The word "chores" bothers some people because it connotes onerous work. To others the word invokes a time in childhood. Once the chores were done, we were free to go out and play. Not much has changed.
Gardenia, chaste tree, butterfly bush and oleander should be at their peak right now, covered in flowers and new growth. Evergreens should be thick, with strong green leaves and obviously working to sprout new ones. If yours are not, take steps to get them growing. Flowering shrubs and trees can be pruned like roses after each flush of bloom. Follow trimming with applications of fertilizer and fresh mulch if you haven't done so lately, and water very regularly to enable the plant to use the nutrients to best advantage. Whether you use evergreens such as ligustrum and pittosporum as individuals or in mass plantings, stimulate them if they are not thick-trunked and lush with foliage. Prune off up to one third of each shrub's overall size, and shape it into a pleasing form. For example, pittosporum naturally forms a mound, while ligustrum grows into more of a vase shape. Both can be pruned to whatever shape you desire, and both respond by developing new interior growth. Those new leaves inside the canopy of the shrub are essential to its long-term survival. Encourage them with a similar regime of fertilizer and regular water.

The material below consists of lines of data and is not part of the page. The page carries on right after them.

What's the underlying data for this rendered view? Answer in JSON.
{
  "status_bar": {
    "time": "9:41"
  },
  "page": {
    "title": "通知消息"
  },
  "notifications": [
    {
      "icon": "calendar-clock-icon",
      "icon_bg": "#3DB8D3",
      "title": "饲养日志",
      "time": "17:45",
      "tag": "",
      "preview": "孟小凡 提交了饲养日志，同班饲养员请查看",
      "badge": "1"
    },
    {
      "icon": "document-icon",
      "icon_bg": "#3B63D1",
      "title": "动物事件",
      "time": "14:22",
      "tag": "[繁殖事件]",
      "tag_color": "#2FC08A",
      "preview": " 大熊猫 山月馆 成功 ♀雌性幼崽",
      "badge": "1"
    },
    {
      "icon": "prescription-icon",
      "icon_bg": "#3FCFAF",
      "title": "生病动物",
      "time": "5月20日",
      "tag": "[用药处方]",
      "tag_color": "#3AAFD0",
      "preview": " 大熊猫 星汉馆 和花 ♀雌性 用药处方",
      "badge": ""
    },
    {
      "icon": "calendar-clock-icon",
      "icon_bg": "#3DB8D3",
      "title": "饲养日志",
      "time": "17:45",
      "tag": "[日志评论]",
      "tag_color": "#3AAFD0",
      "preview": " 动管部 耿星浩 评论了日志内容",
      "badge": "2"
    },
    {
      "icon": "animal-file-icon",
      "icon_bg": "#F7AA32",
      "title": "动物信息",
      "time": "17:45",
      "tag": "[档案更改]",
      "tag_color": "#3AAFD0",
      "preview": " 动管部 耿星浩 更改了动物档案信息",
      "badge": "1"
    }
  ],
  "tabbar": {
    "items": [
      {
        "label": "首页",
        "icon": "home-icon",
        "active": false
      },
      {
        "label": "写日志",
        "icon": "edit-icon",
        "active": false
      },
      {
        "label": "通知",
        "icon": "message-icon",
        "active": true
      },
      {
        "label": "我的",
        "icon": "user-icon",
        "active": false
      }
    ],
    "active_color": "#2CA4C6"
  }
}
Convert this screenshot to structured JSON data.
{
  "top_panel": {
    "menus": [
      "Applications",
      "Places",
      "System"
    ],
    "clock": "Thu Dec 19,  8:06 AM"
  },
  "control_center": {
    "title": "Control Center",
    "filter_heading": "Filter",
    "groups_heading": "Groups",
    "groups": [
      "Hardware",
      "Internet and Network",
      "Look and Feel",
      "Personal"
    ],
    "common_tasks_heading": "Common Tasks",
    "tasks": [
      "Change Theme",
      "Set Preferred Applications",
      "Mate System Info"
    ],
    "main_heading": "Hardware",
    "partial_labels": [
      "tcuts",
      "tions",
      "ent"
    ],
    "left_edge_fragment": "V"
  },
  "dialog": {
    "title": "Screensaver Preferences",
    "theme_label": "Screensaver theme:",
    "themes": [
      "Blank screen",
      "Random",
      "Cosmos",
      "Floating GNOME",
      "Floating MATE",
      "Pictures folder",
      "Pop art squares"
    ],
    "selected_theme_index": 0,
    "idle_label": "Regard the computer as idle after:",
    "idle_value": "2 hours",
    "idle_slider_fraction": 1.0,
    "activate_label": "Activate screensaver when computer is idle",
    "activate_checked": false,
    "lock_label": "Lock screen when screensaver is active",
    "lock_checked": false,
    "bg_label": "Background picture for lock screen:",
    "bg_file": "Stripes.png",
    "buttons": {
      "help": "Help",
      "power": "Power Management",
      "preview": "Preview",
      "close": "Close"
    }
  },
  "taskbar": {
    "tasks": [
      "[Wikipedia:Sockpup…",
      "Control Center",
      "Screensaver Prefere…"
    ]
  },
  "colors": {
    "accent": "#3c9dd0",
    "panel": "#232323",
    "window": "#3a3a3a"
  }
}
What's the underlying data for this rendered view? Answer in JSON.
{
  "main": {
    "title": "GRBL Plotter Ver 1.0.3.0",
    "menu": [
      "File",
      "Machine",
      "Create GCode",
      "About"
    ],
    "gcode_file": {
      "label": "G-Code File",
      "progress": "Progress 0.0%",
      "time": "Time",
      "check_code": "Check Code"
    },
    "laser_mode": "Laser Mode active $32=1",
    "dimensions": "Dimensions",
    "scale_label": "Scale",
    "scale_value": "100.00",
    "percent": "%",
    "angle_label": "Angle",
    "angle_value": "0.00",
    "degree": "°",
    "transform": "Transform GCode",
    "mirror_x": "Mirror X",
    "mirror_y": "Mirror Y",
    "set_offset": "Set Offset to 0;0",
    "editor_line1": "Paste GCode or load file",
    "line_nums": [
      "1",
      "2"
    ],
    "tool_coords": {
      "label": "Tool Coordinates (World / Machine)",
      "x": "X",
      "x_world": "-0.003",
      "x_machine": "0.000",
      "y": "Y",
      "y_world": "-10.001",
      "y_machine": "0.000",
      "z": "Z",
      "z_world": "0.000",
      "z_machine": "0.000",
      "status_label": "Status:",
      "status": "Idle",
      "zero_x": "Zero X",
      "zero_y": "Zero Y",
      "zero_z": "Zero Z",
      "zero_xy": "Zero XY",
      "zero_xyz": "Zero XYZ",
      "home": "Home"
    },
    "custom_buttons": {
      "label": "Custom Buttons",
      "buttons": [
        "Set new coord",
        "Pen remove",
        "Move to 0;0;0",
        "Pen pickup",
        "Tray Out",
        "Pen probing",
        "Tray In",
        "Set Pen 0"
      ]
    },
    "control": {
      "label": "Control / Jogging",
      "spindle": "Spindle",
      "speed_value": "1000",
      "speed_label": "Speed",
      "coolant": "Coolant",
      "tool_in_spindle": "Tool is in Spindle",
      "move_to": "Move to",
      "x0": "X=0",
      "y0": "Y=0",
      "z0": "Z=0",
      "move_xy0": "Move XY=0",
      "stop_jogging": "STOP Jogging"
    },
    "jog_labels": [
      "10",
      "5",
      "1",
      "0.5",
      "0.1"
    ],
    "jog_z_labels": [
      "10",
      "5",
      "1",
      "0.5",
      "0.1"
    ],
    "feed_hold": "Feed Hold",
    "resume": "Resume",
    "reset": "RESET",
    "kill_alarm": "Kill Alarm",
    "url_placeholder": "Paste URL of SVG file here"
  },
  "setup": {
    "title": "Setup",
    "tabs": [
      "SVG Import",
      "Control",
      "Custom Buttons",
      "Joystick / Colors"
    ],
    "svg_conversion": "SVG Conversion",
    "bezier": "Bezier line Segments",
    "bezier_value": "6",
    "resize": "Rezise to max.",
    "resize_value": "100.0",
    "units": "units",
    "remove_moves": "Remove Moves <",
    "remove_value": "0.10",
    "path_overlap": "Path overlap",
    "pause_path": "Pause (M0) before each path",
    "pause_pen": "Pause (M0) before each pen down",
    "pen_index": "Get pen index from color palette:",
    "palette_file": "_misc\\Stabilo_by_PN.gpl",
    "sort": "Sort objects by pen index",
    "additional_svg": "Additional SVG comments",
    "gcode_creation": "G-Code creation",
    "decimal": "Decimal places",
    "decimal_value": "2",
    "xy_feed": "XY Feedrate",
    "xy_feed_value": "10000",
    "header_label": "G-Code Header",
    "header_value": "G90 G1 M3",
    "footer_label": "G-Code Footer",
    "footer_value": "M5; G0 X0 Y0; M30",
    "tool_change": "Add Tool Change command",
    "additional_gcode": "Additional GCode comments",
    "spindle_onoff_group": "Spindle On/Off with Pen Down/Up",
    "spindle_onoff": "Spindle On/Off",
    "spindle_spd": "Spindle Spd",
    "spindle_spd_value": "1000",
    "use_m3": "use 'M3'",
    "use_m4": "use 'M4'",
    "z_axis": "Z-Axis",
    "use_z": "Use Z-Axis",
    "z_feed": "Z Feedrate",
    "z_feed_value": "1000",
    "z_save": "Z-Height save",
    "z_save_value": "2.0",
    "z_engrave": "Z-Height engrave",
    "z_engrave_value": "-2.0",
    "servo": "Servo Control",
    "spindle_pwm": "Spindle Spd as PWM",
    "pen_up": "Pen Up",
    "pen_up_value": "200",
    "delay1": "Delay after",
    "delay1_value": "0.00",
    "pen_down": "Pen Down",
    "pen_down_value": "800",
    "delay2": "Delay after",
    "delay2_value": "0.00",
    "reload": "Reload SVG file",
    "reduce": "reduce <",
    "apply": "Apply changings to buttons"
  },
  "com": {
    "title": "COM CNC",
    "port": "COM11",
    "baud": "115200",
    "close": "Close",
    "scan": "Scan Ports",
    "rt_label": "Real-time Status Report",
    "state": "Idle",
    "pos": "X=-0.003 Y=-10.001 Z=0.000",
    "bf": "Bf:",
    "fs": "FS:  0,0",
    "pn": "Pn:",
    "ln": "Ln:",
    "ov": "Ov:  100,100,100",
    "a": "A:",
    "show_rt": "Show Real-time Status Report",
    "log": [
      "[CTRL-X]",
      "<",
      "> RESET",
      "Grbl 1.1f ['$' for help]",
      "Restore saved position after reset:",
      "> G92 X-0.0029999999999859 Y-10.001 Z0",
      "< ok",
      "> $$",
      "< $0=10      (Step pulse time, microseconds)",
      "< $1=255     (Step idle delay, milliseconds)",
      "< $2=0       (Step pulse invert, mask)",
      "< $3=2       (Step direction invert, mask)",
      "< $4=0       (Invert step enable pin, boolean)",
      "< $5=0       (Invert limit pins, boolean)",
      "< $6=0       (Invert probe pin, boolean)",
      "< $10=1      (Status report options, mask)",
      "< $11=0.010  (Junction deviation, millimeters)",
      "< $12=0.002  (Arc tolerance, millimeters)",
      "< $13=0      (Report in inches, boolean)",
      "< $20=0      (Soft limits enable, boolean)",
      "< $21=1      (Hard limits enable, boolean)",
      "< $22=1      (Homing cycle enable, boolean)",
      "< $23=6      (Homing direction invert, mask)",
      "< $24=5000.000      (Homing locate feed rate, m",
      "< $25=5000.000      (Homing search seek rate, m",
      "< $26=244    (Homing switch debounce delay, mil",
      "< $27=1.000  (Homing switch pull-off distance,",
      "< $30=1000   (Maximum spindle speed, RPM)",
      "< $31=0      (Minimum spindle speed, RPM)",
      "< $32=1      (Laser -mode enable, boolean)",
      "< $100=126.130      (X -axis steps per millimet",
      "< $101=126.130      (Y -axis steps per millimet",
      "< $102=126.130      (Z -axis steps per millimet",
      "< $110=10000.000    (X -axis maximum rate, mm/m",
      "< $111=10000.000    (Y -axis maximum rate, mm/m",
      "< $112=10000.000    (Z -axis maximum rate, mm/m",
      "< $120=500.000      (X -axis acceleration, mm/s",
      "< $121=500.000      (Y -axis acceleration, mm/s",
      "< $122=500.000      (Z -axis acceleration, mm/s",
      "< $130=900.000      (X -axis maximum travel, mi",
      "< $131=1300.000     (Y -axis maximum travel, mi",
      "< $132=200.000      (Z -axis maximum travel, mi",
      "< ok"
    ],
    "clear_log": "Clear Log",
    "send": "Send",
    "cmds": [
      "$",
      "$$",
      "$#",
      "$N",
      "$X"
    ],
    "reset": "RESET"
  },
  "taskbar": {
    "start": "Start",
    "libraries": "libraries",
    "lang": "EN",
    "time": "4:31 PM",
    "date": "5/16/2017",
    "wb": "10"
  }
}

Everyone complains about the heat, but you can put it to work to control weeds in uncultivated areas. Maybe you've been looking at the sad lawn out back and plan to replace it in the fall. Or you want to put in a bed that's in an area covered in weeds. Perhaps nutgrass has taken over a section of a garden bed and you've just ignored it since. Solarization is your answer. Cover the area in question with a single layer of thick (6mil) clear plastic. Using clear plastic, not black, is very important to this process. Ditch around the area and bury the edges of the plastic or anchor it with bricks and boards, but get a tight fit over the plant material on the site's surface. When sunlight hits the surface of the plastic, its rays are amplified and focused, similar to what happens in a plastic-covered greenhouse. Soon you will see the plant material underneath start to die, but leave the plastic in place for 6-8 weeks to kill roots and un-sprouted seeds to a depth of up to 10 inches. This is not just a theory% it works very well and takes little effort to set up.
Whether you're building a new deck this summer or just trying to stay ahead of the weeds, get organized. Here are some suggestions.
To start seeds in pots outdoors, prepare an elevated bench so air circulates around the flats of little pots or peat blocks. Locate your seedling bench under a tree or anywhere the light is bright but not direct, especially in the afternoon. Water from the bottom whenever possible, and check the seedlings daily for insect invasion. Use a simple hoop frame covered with window screen to protect the seedlings; drape it with shade cloth if the situation warrants it.
Keep tools in a bucket near the back door, along with a hat and gloves, sunscreen and insect repellent. If you've never given yourself the gift of a bucket of sand, do it. Plunge tools into the sand when not in use to keep them clean and protected from humidity.